Man kann vor dem Start eines Sandbox-Games spezifische Ziele vorgeben, welche man erfüllen soll. Diese spezifischen Einstellungen kann man als Unterrichtsaufgaben aufgeben. Als Beweis für den Erfolg der Aufgabe kann man dies mit Screenshots dokumentieren.

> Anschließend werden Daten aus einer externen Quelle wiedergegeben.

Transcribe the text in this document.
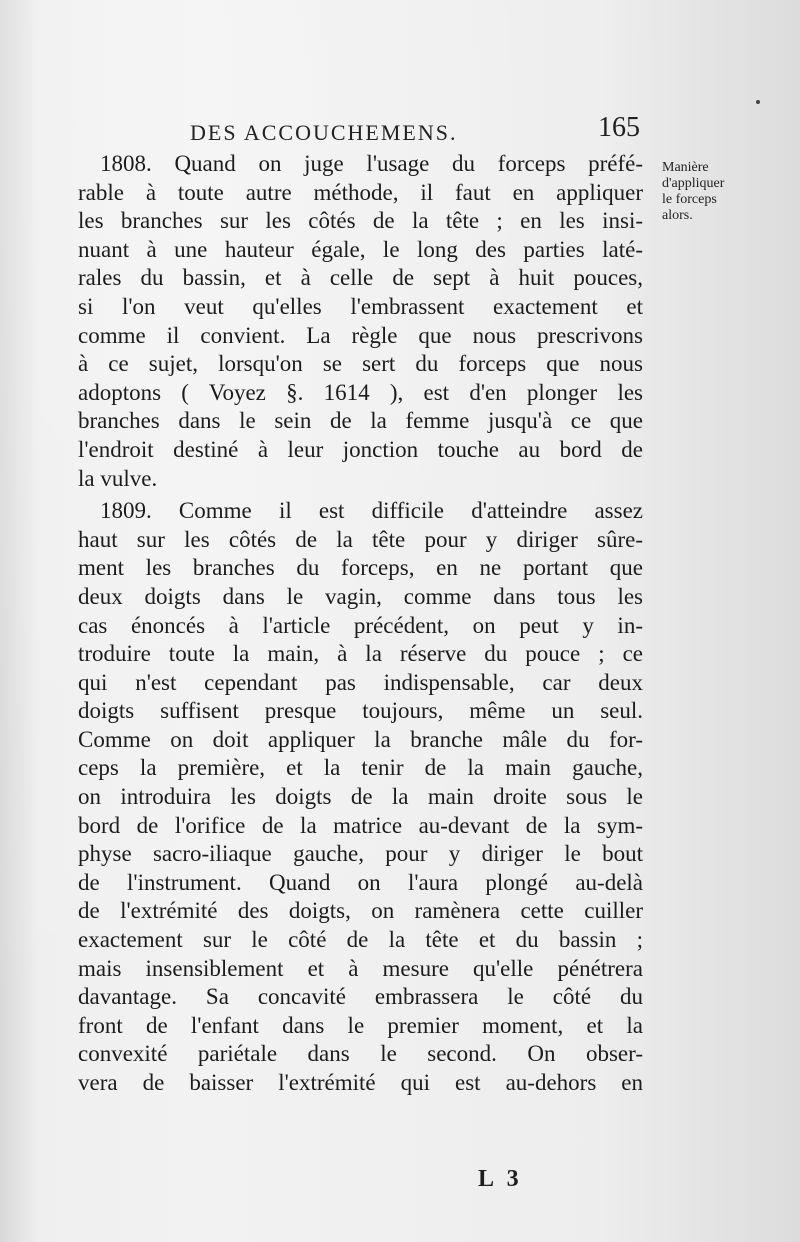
DES ACCOUCHEMENS.	165
Manière
d'appliquer
le forceps
alors.
1808. Quand on juge l'usage du forceps préfé-
rable à toute autre méthode, il faut en appliquer
les branches sur les côtés de la tête ; en les insi-
nuant à une hauteur égale, le long des parties laté-
rales du bassin, et à celle de sept à huit pouces,
si l'on veut qu'elles l'embrassent exactement et
comme il convient. La règle que nous prescrivons
à ce sujet, lorsqu'on se sert du forceps que nous
adoptons ( Voyez §. 1614 ), est d'en plonger les
branches dans le sein de la femme jusqu'à ce que
l'endroit destiné à leur jonction touche au bord de
la vulve.
1809. Comme il est difficile d'atteindre assez
haut sur les côtés de la tête pour y diriger sûre-
ment les branches du forceps, en ne portant que
deux doigts dans le vagin, comme dans tous les
cas énoncés à l'article précédent, on peut y in-
troduire toute la main, à la réserve du pouce ; ce
qui n'est cependant pas indispensable, car deux
doigts suffisent presque toujours, même un seul.
Comme on doit appliquer la branche mâle du for-
ceps la première, et la tenir de la main gauche,
on introduira les doigts de la main droite sous le
bord de l'orifice de la matrice au-devant de la sym-
physe sacro-iliaque gauche, pour y diriger le bout
de l'instrument. Quand on l'aura plongé au-delà
de l'extrémité des doigts, on ramènera cette cuiller
exactement sur le côté de la tête et du bassin ;
mais insensiblement et à mesure qu'elle pénétrera
davantage. Sa concavité embrassera le côté du
front de l'enfant dans le premier moment, et la
convexité pariétale dans le second. On obser-
vera de baisser l'extrémité qui est au-dehors en
L 3
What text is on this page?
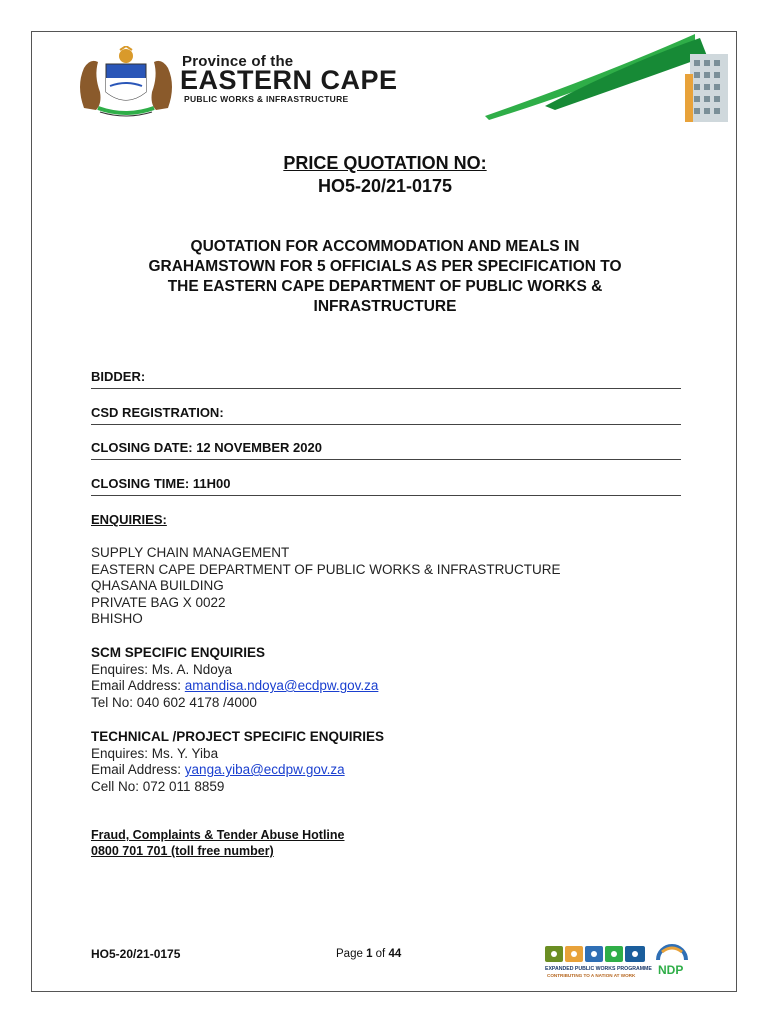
Province of the
EASTERN CAPE
PUBLIC WORKS & INFRASTRUCTURE
PRICE QUOTATION NO:
HO5-20/21-0175
QUOTATION FOR ACCOMMODATION AND MEALS IN
GRAHAMSTOWN FOR 5 OFFICIALS AS PER SPECIFICATION TO
THE EASTERN CAPE DEPARTMENT OF PUBLIC WORKS &
INFRASTRUCTURE
BIDDER:
CSD REGISTRATION:
CLOSING DATE: 12 NOVEMBER 2020
CLOSING TIME: 11H00
ENQUIRIES:
SUPPLY CHAIN MANAGEMENT
EASTERN CAPE DEPARTMENT OF PUBLIC WORKS & INFRASTRUCTURE
QHASANA BUILDING
PRIVATE BAG X 0022
BHISHO
SCM SPECIFIC ENQUIRIES
Enquires: Ms. A. Ndoya
Email Address: amandisa.ndoya@ecdpw.gov.za
Tel No: 040 602 4178 /4000
TECHNICAL /PROJECT SPECIFIC ENQUIRIES
Enquires: Ms. Y. Yiba
Email Address: yanga.yiba@ecdpw.gov.za
Cell No: 072 011 8859
Fraud, Complaints & Tender Abuse Hotline
0800 701 701 (toll free number)
HO5-20/21-0175	Page 1 of 44
EXPANDED PUBLIC WORKS PROGRAMME
CONTRIBUTING TO A NATION AT WORK NDP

Stray Fawn Studio hat schon seit Beginn eine sehr aktive Community kultiviert und deren Feedback in die Spielentwicklung einfliessen lassen, besonders von den fachkundigen Fans aus der Genetik und der Tierzucht. Eine Lehrperson, die also eigene Vorschläge an das Spiel für den Unterricht hat, wird sicher auf offene Ohren stossen. Das Spiel wird laufend weiterentwickelt und ich bin sehr gespannt, wie es weitergeht.